Latin America & Caribbean

Barack Obama visits Chile amid nuclear debate

building that was destroyed by an earthquake one year ago, in Concepcion some 500 km south of Santiago, February 2011
Image caption Rebuilding is continuing more than a year on from Chile's last big earthquake

A few weeks ago, Barack Obama's trip to Chile promised to be little more than a formality - a chance for a courtesy meeting with the Chilean President Sebastian Pinera and a photo opportunity involving the US First Lady and the Obama daughters.

But events in Libya and at Japan's Fukushima nuclear plant have turned the trip on its head.

President Obama is visiting Santiago following a weekend of coalition air strikes against Libya and just three days after the US and Chile signed a nuclear co-operation pact .

That deal is modest. It opens the door for US experts to advise Chile should the South American country decide to develop nuclear energy in the future.

It does not commit Chile to build power stations, and if it had been signed a month ago few people would have even noticed.

But the Japanese earthquake and tsunami have radically altered the debate over nuclear power.

In Chile - which is every bit as prone to earthquakes as Japan - some critics are questioning why the country is even thinking of going nuclear.

"Japan marks the before and the after in the nuclear debate," former Chilean president Ricardo Lagos told Chile's Radio Cooperativa on the day the agreement was signed.

"In the past I was one of those who highlighted the benefits of Chile having nuclear power and people would look at me and say 'Yes, but this is a country of earthquakes'. I used to reply 'Look at Japan, they have just as many earthquakes as Chile and they have nuclear power'. Well, that argument is now over."

Last week, protesters from Greenpeace unfurled a banner opposite the presidential palace in Santiago urging Chile to abandon its tentative nuclear plans and rip up the agreement with the United States.

Image caption Japan's disaster has changed some attitudes to nuclear energy in Chile

On Sunday, some 2,000 people marched through the capital chanting the same message.

Carolina Toha, a senior opposition politician, said the pact made Chile "the laughing stock of the world". Even Laurence Golborne, Chile's energy ministry, acknowledged that it will now be harder to sell the idea of nuclear power to an already sceptical Chilean public.

According to Marta Lagos, executive director of opinion poll organisation Latinobarometro, anger over the accord is being directed at Mr Pinera rather than Mr Obama, particularly because the Chilean leader has questioned the wisdom of developing nuclear energy in the past.

In 2006, Mr Pinera signed a declaration calling for the development of non-conventional renewable energy. It highlighted the dangers of nuclear energy in a country as seismically challenged as Chile.

Popular president

Mr Obama is likely to avoid the nuclear issue during his 24-hour visit and concentrate instead on regional concerns.

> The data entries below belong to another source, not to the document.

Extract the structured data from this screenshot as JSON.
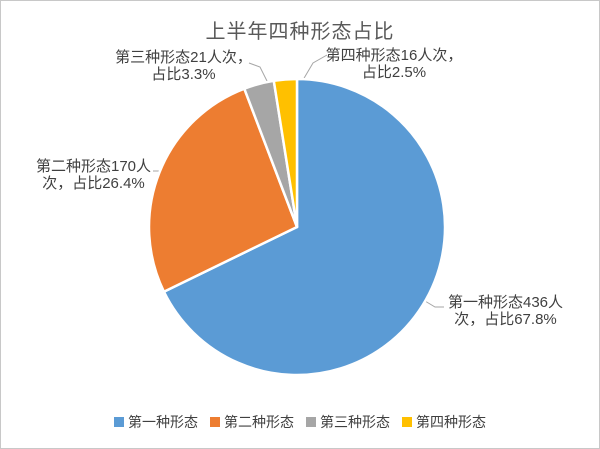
{
  "chart_data": {
    "type": "pie",
    "title": "上半年四种形态占比",
    "legend_position": "bottom",
    "grid": false,
    "slices": [
      {
        "name": "第一种形态",
        "count": 436,
        "percent": 67.8,
        "color": "#5B9BD5"
      },
      {
        "name": "第二种形态",
        "count": 170,
        "percent": 26.4,
        "color": "#ED7D31"
      },
      {
        "name": "第三种形态",
        "count": 21,
        "percent": 3.3,
        "color": "#A6A6A6"
      },
      {
        "name": "第四种形态",
        "count": 16,
        "percent": 2.5,
        "color": "#FFC000"
      }
    ],
    "data_labels": [
      {
        "line1": "第一种形态436人",
        "line2": "次，占比67.8%"
      },
      {
        "line1": "第二种形态170人",
        "line2": "次，占比26.4%"
      },
      {
        "line1": "第三种形态21人次，",
        "line2": "占比3.3%"
      },
      {
        "line1": "第四种形态16人次，",
        "line2": "占比2.5%"
      }
    ],
    "legend": [
      "第一种形态",
      "第二种形态",
      "第三种形态",
      "第四种形态"
    ]
  },
  "colors": {
    "title_text": "#595959",
    "label_text": "#404040",
    "leader_line": "#A6A6A6",
    "slice_border": "#FFFFFF",
    "frame_border": "#C8C8C8"
  }
}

In his keynote speech on Monday afternoon, he will lay out goals on economic growth and development, democracy and human rights.

He arrives in Chile as one of the most popular US presidents ever to visit the region. Latinobarometro published a poll last week which showed that among Latin Americans, he had a higher approval rating than any other head of state in the Americas.

Image caption Chile is seeking to diversify its sources of energy

Last year, 73% of Latin Americans had a "good" or "very good" opinion of the US, a dramatic improvement from the years when George W Bush was in the White House.

In Chile, the figures are even more impressive. Some 81% of Chileans have a "good" or "very good" opinion of the US and 91% regard relations between the two countries as either "'good" or "very good".

But Mrs Lagos said the tremendous outpouring of goodwill towards Mr Obama at the time of his election in 2008 had started to dissipate, largely because his administration has done little to prove its interest in the region.

"The difficulty for Obama is that Latin Americans are no longer expecting roads, dams and infrastructure," she told the BBC. "They're expecting equal, dignified treatment, and these are intangible political goods that are much more difficult to deliver."

Mr Obama is only the third serving US president to make a full state visit to Chile following Dwight Eisenhower and George HW Bush.

On Tuesday the president will leave Chile for El Salvador, the last leg of his Latin American tour.